— Очень хорошо, — сказала я, — однако мы так же хотели бы получить свою долю, ведь нет ничего приятнее на свете, чем тратить деньги, заработанные блудом. Потребуйте с него сотню луидоров, и нам двоим достанется по двадцати пяти.
— Я того же мнения, — добавила Клервиль. — А кстати, чем предполагает заняться этот субъект? Не собирается же он платить за обычное совокупление.
— Вы не будете разочарованы, потому что он исключительно распутен. Вместе с тем он понимает, что имеет дело с дамами определенного положения и будет обращаться с вами подобающим образом.
— Давайте его сюда, — заявила я, — только пусть заплатит заранее и ни о чем больше не беспокоится. В конце концов, мы шлюхи и готовы к любому обращению.

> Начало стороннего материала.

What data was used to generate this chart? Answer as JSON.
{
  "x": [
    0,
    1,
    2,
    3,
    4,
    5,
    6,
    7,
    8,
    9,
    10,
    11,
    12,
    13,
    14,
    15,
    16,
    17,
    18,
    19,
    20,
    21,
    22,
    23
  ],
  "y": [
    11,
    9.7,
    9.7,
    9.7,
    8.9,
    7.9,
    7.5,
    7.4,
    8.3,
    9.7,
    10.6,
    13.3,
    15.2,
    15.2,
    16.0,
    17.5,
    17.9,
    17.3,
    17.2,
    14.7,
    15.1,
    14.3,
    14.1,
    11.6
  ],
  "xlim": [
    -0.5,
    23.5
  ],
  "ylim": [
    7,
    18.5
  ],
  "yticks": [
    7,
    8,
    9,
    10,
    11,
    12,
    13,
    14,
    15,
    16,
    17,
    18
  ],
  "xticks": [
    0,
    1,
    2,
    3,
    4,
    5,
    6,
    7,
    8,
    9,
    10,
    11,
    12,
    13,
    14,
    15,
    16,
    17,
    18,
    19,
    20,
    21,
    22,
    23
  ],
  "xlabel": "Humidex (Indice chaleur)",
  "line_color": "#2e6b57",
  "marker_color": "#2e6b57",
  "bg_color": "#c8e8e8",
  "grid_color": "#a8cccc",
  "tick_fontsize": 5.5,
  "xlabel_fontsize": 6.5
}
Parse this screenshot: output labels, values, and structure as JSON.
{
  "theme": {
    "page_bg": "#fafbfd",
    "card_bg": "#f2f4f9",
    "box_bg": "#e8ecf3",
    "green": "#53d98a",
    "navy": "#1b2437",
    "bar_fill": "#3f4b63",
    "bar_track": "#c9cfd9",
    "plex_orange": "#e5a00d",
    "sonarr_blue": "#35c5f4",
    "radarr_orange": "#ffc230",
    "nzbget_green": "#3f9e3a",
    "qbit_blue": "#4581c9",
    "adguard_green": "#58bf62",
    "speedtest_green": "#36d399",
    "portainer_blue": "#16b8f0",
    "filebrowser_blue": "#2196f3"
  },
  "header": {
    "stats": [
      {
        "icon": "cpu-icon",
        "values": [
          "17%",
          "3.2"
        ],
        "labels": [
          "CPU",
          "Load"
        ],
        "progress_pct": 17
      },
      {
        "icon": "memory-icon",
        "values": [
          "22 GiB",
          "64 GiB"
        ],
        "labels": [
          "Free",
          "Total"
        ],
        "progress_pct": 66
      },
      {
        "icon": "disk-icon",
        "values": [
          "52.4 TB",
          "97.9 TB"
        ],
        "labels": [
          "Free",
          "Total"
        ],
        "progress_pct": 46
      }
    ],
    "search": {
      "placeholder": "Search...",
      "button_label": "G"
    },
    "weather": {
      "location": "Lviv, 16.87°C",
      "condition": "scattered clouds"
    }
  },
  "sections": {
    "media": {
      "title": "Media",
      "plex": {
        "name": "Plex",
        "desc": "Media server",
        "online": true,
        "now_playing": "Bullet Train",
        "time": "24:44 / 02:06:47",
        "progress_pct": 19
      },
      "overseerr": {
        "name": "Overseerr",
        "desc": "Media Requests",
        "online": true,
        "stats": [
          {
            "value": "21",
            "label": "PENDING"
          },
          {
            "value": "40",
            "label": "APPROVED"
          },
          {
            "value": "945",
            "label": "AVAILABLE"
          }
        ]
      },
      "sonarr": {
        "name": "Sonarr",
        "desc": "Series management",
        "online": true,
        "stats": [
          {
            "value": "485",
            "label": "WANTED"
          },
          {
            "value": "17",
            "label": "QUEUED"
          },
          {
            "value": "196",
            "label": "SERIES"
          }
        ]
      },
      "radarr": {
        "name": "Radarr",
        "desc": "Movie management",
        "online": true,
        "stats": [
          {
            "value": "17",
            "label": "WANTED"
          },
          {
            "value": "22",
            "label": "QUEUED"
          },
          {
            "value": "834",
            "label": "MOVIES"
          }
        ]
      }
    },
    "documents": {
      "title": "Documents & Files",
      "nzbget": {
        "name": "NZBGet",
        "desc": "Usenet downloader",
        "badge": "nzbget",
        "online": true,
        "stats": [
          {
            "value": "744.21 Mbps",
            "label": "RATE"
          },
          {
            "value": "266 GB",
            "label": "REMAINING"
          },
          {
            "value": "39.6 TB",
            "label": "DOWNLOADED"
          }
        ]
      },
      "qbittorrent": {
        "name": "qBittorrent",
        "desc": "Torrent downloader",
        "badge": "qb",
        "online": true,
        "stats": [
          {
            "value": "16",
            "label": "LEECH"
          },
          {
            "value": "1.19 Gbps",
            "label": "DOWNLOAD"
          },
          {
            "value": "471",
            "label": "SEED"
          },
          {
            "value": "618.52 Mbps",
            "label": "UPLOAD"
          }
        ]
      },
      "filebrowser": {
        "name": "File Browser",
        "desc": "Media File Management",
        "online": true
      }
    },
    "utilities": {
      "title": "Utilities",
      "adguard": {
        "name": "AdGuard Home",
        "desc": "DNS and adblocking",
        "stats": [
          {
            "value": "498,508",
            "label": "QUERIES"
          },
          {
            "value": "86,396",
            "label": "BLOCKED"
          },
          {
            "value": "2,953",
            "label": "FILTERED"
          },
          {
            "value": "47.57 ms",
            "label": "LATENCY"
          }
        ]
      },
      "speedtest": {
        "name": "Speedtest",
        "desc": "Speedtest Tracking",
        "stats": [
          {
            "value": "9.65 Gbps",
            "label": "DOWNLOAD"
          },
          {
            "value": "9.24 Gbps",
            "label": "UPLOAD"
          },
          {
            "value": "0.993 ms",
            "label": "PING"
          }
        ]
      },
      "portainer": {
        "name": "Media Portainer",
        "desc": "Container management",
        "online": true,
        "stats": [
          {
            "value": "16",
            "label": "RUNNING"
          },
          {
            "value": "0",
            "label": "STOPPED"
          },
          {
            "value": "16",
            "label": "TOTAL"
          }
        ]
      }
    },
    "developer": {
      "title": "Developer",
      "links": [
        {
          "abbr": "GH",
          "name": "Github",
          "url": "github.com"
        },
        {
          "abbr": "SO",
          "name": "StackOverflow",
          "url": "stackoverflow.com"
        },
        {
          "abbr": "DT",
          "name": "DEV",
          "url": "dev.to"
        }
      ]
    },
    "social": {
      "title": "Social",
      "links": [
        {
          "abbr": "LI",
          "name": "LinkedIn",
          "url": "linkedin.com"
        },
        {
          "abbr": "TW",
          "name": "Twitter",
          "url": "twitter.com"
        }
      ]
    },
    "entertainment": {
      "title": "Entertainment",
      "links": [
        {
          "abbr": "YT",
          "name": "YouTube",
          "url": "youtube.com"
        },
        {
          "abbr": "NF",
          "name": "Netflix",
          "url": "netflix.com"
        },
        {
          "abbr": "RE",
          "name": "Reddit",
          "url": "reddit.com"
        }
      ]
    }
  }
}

Дверь открылась, первым вошел маленький человек лет шестидесяти, румяный, упитанный, похожий на преуспевающего финансиста, за ним по пятам следовал содомит и на ходу терся членом о ягодицы толстяка.
— Прекрасные задницы, просто прелесть — эти задницы, — забормотал вошедший, бросаясь к предметам своего вожделения. — Ах, милые дамы, какие чудные вещи вы проделали только что… — С этими словами он принялся разминать в руках свой орган, стараясь привести его в нужное состояние. — Как красиво вы разделали этих детей; я тоже обожаю такие развлечения. Теперь давайте сделаем то же самое все вместе.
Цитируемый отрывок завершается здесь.